Während der Schutzfristen vor und nach der Geburt zahlte die Beklagte der Klägerin einen Zuschuß zum Mutterschaftsgeld in Höhe von 41,90 DM pro Kalendertag. Diesen errechnete sie auf der Basis des Nettoverdienstes, den die Klägerin im Bezugszeitraum bei Einreihung in die Lohnsteuerklasse IV erzielt hätte. Für die Zeit ab November 1989 wählten die Eheleute die Steuerklassenkombination V für die Klägerin und III/1 für ihren Ehemann.

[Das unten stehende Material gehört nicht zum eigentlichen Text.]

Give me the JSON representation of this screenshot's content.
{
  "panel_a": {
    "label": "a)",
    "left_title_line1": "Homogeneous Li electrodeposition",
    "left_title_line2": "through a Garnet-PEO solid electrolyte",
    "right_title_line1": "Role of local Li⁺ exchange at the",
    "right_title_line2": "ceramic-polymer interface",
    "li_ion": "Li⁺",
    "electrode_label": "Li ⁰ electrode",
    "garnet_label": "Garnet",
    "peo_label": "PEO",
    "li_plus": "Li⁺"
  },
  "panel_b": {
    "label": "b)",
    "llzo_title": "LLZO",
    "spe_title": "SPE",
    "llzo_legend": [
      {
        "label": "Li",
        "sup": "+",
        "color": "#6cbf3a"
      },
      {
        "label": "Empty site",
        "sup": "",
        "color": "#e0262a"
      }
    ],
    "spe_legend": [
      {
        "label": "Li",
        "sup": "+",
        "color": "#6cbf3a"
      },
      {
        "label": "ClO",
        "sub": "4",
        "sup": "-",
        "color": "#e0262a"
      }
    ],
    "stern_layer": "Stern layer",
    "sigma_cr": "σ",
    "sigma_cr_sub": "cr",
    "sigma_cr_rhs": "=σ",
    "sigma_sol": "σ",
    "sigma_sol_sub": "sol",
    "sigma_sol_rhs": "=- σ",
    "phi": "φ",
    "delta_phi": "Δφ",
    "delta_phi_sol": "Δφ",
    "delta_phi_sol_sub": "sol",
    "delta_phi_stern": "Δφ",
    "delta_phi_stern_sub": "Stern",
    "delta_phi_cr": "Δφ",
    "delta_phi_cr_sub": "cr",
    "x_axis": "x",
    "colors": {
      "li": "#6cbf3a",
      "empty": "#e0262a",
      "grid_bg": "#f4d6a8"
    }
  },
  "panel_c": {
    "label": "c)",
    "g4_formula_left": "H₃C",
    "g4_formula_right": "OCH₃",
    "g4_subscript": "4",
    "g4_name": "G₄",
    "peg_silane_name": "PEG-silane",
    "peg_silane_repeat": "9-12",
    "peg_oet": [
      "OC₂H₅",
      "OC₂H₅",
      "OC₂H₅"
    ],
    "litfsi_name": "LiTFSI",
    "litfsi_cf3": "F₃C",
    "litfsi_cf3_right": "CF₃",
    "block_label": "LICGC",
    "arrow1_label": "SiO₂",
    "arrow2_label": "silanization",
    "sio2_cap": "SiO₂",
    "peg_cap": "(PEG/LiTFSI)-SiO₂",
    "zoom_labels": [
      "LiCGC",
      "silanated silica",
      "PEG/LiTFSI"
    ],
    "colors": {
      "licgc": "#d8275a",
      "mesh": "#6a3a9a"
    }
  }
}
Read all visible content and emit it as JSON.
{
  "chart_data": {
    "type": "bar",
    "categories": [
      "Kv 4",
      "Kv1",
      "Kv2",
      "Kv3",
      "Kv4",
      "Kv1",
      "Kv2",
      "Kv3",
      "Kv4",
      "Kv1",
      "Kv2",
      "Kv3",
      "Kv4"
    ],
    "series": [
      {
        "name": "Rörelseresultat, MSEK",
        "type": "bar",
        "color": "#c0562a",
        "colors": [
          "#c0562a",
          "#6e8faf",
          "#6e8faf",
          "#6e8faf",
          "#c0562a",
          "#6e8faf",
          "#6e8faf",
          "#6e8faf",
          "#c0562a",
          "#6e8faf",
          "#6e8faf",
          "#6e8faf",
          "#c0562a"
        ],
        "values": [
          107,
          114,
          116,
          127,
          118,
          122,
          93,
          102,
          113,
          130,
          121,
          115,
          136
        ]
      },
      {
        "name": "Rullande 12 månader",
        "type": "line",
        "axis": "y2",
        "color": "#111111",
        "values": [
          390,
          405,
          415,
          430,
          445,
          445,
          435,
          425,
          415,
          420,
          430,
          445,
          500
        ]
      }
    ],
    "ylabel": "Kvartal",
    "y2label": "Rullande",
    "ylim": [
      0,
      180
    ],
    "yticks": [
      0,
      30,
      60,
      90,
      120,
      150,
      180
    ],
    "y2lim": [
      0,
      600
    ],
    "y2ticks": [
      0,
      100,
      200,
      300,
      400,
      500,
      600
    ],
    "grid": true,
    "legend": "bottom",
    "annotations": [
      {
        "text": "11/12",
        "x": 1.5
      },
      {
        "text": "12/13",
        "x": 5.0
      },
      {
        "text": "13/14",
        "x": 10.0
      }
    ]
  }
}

Die Klägerin hat die Ansicht vertreten, bei der Berechnung des Zuschusses zum Mutterschaftsgeld sei das von ihr aufgrund der Steuerklasse III tatsächlich erzielte Nettoarbeitsentgelt zugrunde zu legen. Dabei ergebe sich ein Zuschuß in Höhe von 49,09 DM pro Kalendertag. Die Klägerin begehrt im vorliegenden Verfahren Zahlung des Differenzbetrages zum gezahlten Zuschuß in der rechnerisch unstreitigen Höhe von 828,45 DM.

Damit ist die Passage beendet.